We’re fortunate that the University of Notre Dame hired Michael back in 1980. Not only did he have the requisite qualification — he’d “been graduated” from Notre Dame; he did not “graduate from,” he insisted — but also he brought wit, wisdom, intellect and an unmatched way with words, spoken and written. Granted, he brought to his job a certain irreverence about his work in public relations, “I tell lies for the University,” he would say (though I do not think that is true). And he was skeptical about words like “brand” and “interface.”

He never aligned with a political party, for which he was greatly misunderstood. “I’m a deserter from the culture wars,” he used to say — and he meant the culture wars within Notre Dame and the Church, too. But his skepticism and satirical quips were born out of profound love for Notre Dame and faith that lies at the heart of it — still. The record is there in press releases, faculty profiles, and, alas, in the many obituaries he wrote.

I am going to miss Michael — his wit, his banter, his one-liners, his faithful friendship for 40 years. We are all going to miss him. I suppose we have been preparing for this. These past few years have been hard. First, breaking a leg bringing groceries to the crypt at Sacred Heart; a kind of on-the-job injury performing the works of mercy. Then cancer, the COVID thing, pneumonia.

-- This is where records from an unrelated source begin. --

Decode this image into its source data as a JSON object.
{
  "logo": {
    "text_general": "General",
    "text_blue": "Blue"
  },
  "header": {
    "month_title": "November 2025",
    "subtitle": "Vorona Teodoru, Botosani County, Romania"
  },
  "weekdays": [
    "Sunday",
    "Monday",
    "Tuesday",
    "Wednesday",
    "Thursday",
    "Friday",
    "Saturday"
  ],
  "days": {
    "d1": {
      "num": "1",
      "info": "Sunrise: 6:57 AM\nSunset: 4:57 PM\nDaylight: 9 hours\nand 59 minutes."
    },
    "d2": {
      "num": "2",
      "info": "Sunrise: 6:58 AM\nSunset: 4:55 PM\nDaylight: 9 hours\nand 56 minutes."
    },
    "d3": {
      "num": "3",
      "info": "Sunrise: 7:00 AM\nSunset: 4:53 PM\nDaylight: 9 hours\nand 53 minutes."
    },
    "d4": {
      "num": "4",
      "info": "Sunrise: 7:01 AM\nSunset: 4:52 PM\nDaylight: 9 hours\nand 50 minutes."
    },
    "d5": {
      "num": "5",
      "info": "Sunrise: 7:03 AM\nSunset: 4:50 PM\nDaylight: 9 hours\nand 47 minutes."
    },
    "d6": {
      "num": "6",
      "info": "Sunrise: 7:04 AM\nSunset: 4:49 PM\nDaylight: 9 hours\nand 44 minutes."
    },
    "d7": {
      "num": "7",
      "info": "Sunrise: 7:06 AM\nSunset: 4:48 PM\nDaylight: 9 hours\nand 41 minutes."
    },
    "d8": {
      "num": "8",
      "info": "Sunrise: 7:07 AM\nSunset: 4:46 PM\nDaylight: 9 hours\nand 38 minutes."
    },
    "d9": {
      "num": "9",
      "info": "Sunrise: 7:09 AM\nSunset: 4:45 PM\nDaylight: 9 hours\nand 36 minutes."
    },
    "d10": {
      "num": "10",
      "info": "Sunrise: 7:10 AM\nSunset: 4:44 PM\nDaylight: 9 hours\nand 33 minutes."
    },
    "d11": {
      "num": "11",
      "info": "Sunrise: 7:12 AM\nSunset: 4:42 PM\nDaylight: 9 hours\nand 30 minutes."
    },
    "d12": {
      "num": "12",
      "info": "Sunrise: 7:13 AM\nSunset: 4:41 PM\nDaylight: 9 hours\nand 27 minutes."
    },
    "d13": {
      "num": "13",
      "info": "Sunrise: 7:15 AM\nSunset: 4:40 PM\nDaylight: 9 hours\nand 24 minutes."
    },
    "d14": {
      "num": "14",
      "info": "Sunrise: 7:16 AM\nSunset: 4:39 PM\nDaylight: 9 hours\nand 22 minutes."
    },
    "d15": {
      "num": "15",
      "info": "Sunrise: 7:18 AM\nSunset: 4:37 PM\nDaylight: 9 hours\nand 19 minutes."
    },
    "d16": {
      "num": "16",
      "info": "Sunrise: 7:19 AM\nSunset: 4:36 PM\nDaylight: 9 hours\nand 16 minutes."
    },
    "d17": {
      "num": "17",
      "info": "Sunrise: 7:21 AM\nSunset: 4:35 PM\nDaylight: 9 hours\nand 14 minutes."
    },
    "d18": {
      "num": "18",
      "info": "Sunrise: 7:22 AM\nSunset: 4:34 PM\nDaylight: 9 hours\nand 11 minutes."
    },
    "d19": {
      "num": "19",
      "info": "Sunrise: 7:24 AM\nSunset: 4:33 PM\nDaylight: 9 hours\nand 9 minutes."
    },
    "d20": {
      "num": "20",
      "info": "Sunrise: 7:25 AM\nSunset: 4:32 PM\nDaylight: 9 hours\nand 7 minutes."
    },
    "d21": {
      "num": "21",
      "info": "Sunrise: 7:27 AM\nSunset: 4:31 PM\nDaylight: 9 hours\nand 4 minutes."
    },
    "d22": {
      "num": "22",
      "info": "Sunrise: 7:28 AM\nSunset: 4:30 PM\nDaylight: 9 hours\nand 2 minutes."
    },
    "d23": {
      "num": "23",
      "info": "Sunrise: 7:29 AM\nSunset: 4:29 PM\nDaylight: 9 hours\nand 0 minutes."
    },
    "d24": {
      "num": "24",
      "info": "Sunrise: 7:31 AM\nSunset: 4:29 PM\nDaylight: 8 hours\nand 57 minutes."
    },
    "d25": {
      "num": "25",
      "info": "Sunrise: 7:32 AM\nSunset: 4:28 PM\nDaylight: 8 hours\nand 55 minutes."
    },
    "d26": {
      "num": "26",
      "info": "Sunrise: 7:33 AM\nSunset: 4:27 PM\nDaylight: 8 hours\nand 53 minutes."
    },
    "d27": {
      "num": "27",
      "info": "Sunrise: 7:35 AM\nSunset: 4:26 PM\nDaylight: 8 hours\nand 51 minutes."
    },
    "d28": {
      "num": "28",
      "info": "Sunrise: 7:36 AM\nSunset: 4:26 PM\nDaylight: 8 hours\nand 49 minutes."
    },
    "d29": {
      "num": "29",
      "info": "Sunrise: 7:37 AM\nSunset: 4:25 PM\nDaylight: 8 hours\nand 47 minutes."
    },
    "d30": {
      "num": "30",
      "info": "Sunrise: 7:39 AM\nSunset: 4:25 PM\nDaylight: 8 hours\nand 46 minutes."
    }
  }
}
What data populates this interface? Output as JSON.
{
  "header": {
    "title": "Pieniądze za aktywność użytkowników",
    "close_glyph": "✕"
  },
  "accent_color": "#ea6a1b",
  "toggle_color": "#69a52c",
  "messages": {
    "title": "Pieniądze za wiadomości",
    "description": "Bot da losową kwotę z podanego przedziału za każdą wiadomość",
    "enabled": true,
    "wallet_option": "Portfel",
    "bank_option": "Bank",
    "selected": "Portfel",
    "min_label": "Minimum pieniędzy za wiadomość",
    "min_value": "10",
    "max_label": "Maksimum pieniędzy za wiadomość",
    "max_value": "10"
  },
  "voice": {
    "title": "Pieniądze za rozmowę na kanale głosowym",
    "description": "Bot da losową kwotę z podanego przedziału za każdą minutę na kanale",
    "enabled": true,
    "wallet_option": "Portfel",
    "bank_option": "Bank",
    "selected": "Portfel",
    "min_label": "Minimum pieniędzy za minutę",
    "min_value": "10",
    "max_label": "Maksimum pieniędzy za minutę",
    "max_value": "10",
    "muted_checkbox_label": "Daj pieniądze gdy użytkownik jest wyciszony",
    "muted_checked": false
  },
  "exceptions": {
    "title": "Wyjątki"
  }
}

I was fortunate to see him last week. With Margaret, we all talked for two hours, then he and I for five minutes. We said goodbye. “It’s been a good run,” he told me. We quoted the closing line of Diary of a Country Priest: “grace is everywhere.” At one point, he said to me, “Michael, I’m going to miss you.” I thought about that at the moment, and since. That statement only makes sense if, as it says in the Eucharist Prayer, “life is changed, not ended.” He died in that faith, in the presence of his wife and children.

Monica said on the phone this week that it was so peaceful. And so we grieve the loss of Michael. And we grieve for ourselves, too — ourselves without Michael. As Hopkins put it, “It is the blight man was for, / It is Margaret you mourn for.” But we should also expect to see Michael again. In the meantime, may he rest in peace, out there with Denny, commenting on things, in some celestial University Club, discussing homilies. And may we, starting at the Morris Inn after this funeral Mass, continue this eulogy by telling stories.